The seven-year veteran director said the organization sees an opportunity to expand into other areas and go beyond the administration of the Canadian Agricultural Adaptation Program (CAAP) funds.
“In our strategic plan we want to move forward so that we are more than a single portfolio delivery agent,” Curé said, adding that could mean potentially providing project management or administration services for other kinds of organizations.
Joining Curé are newly elected directors Jody Bogacki, a Beausejour resident and member of the Consumer Interest Alliance Inc. , Curtis Rempel, an adjunct professor at the University of Manitoba as well as research and development manager at the Richardson Centre for Functional Foods and Nutraceuticals, and Wayne Urbonas, director of regulatory and industry affairs with Granny’s Poultry. Re-elected for another term are Ryan Canart and Gwendolyn Donohoe, who will continue to serve as youth director.
The meeting also acknowledged the contributions of three of its outgoing directors: past chair Barry Routledge, Jennifer Hillard and Dave Shambrock.

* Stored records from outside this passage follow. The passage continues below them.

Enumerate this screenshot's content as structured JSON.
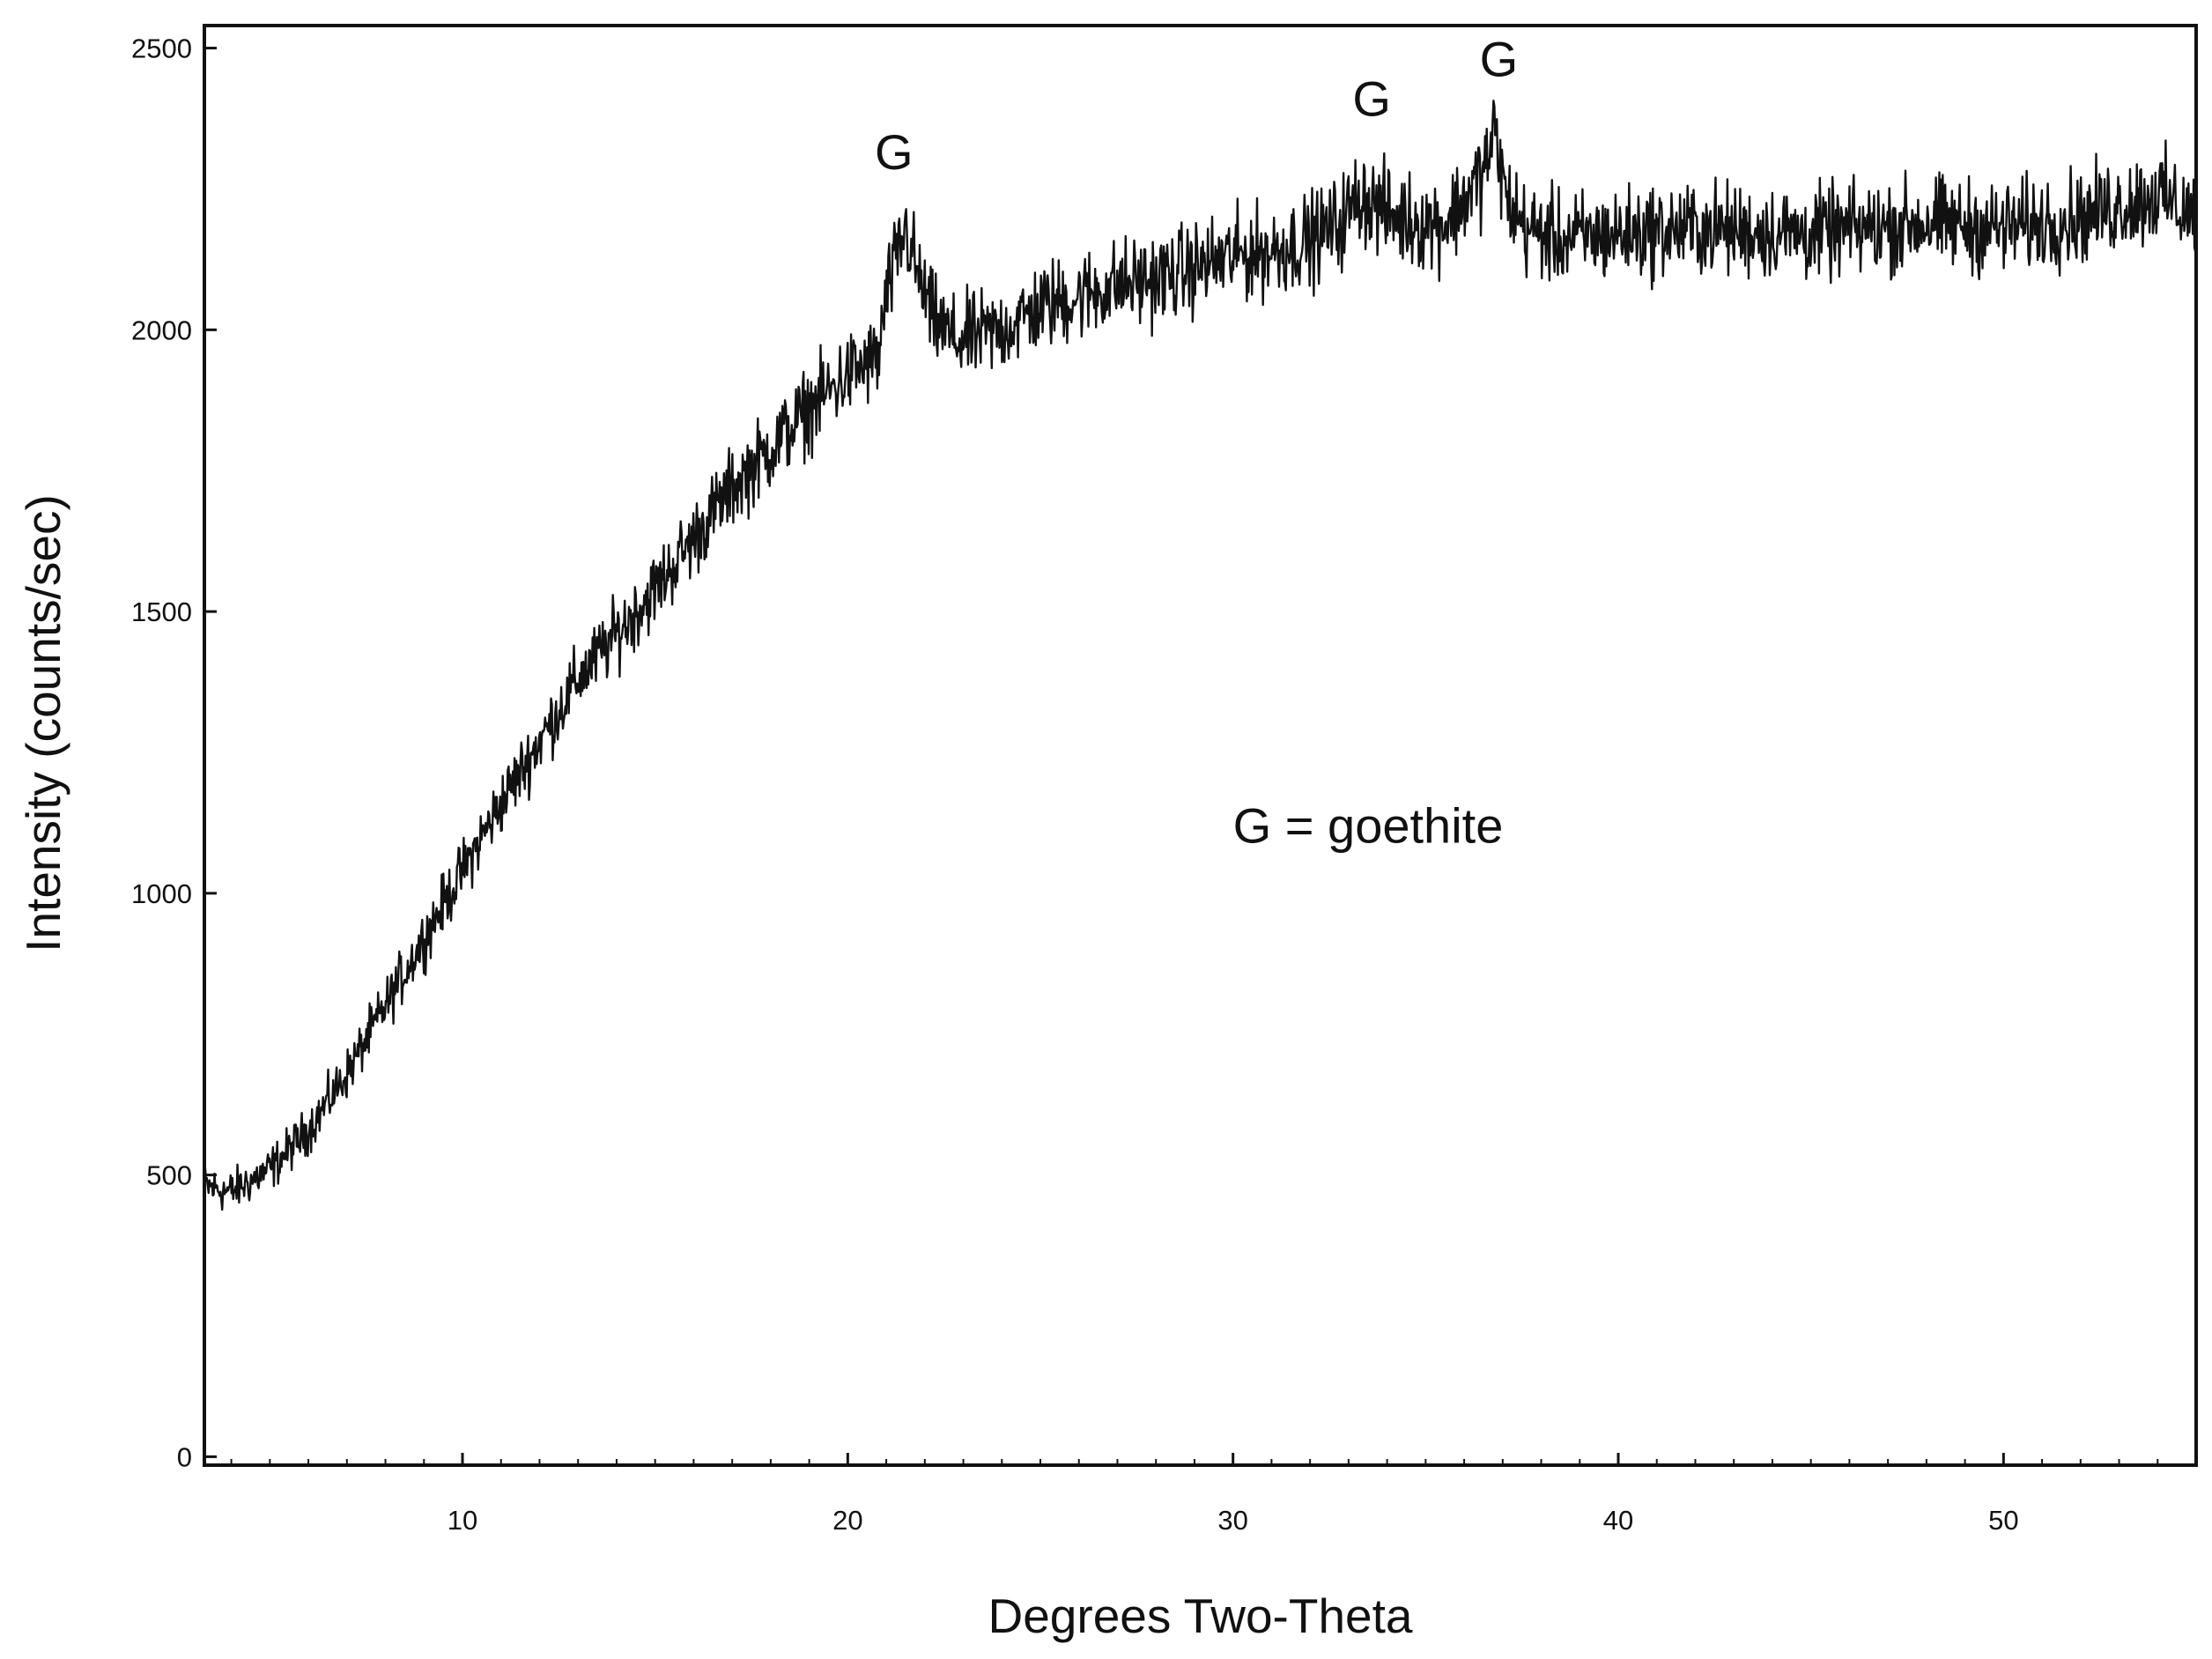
{
  "chart_data": {
    "type": "line",
    "title": "",
    "xlabel": "Degrees Two-Theta",
    "ylabel": "Intensity (counts/sec)",
    "xlim": [
      3.3,
      55
    ],
    "ylim": [
      -15,
      2540
    ],
    "x_ticks": [
      10,
      20,
      30,
      40,
      50
    ],
    "y_ticks": [
      0,
      500,
      1000,
      1500,
      2000,
      2500
    ],
    "x_tick_labels": [
      "10",
      "20",
      "30",
      "40",
      "50"
    ],
    "y_tick_labels": [
      "0",
      "500",
      "1000",
      "1500",
      "2000",
      "2500"
    ],
    "grid": false,
    "legend": "none",
    "line_color": "#111111",
    "series": [
      {
        "x": [
          3.3,
          4,
          5,
          6,
          7,
          8,
          9,
          10,
          11,
          12,
          13,
          14,
          15,
          16,
          17,
          18,
          19,
          20,
          20.8,
          21,
          21.3,
          21.5,
          21.8,
          22.2,
          22.8,
          23.5,
          24,
          25,
          26,
          27,
          28,
          29,
          30,
          31,
          32,
          32.8,
          33.3,
          33.7,
          34.2,
          35,
          35.5,
          36,
          36.5,
          36.8,
          37.1,
          37.6,
          38.5,
          40,
          42,
          45,
          48,
          50,
          52,
          54,
          55
        ],
        "y": [
          480,
          470,
          510,
          580,
          680,
          800,
          920,
          1040,
          1160,
          1270,
          1380,
          1460,
          1540,
          1630,
          1720,
          1790,
          1860,
          1920,
          1950,
          2060,
          2130,
          2180,
          2100,
          2020,
          1980,
          1990,
          2000,
          2040,
          2060,
          2080,
          2090,
          2110,
          2130,
          2140,
          2160,
          2190,
          2240,
          2220,
          2200,
          2190,
          2190,
          2230,
          2280,
          2350,
          2230,
          2180,
          2160,
          2170,
          2180,
          2170,
          2190,
          2180,
          2200,
          2240,
          2200
        ]
      }
    ],
    "annotations": [
      {
        "text": "G",
        "x": 21.2,
        "y": 2285
      },
      {
        "text": "G",
        "x": 33.6,
        "y": 2380
      },
      {
        "text": "G",
        "x": 36.9,
        "y": 2450
      },
      {
        "text": "G = goethite",
        "x": 30,
        "y": 1090
      }
    ]
  }
}
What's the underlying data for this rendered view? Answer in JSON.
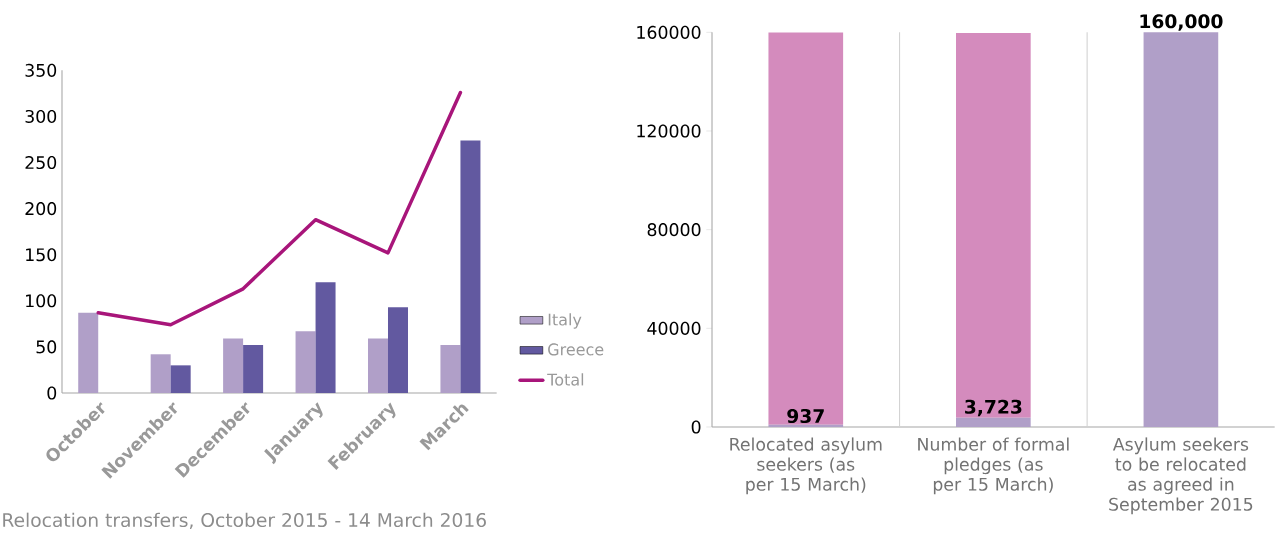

About 80 people attended the AGM in Portage la Prairie last month. The council was conceived in the 1990s as a grassroots organization to help act as a catalyst for change by developing leadership capacity and providing resources to spur innovation in the agriculture and food sectors.
The meeting provided time to both reflect on the group’s past and think about its future.
Founding council member Owen McAuley spoke about the organization’s origins and original vision, urging the assembly to make sure the council continues to represent a broad spectrum of interests across the food system.
Executive director Ted Eastley outlined MRAC’s strategic planning objectives, stressing the need to be “forward movers and shakers, not just thinkers” and to produce measurable results.
CAAP is a five-year program which began in 2009 and will provide $163 million in funding for the agriculture, agri-food and agri-based products sector. Part of MRAC’s mandate is to administer Manitoba’s portion of the CAAP funding ($9.5 million) to help farm families respond and adapt to challenges in their operations.
Over the past 15 years, MRAC has supported approximately 650 agricultural projects in Manitoba.
The Value Chain Manitoba Initiative has been a joint initiative between MRAC and Manitoba Agriculture Food and Rural Initiatives.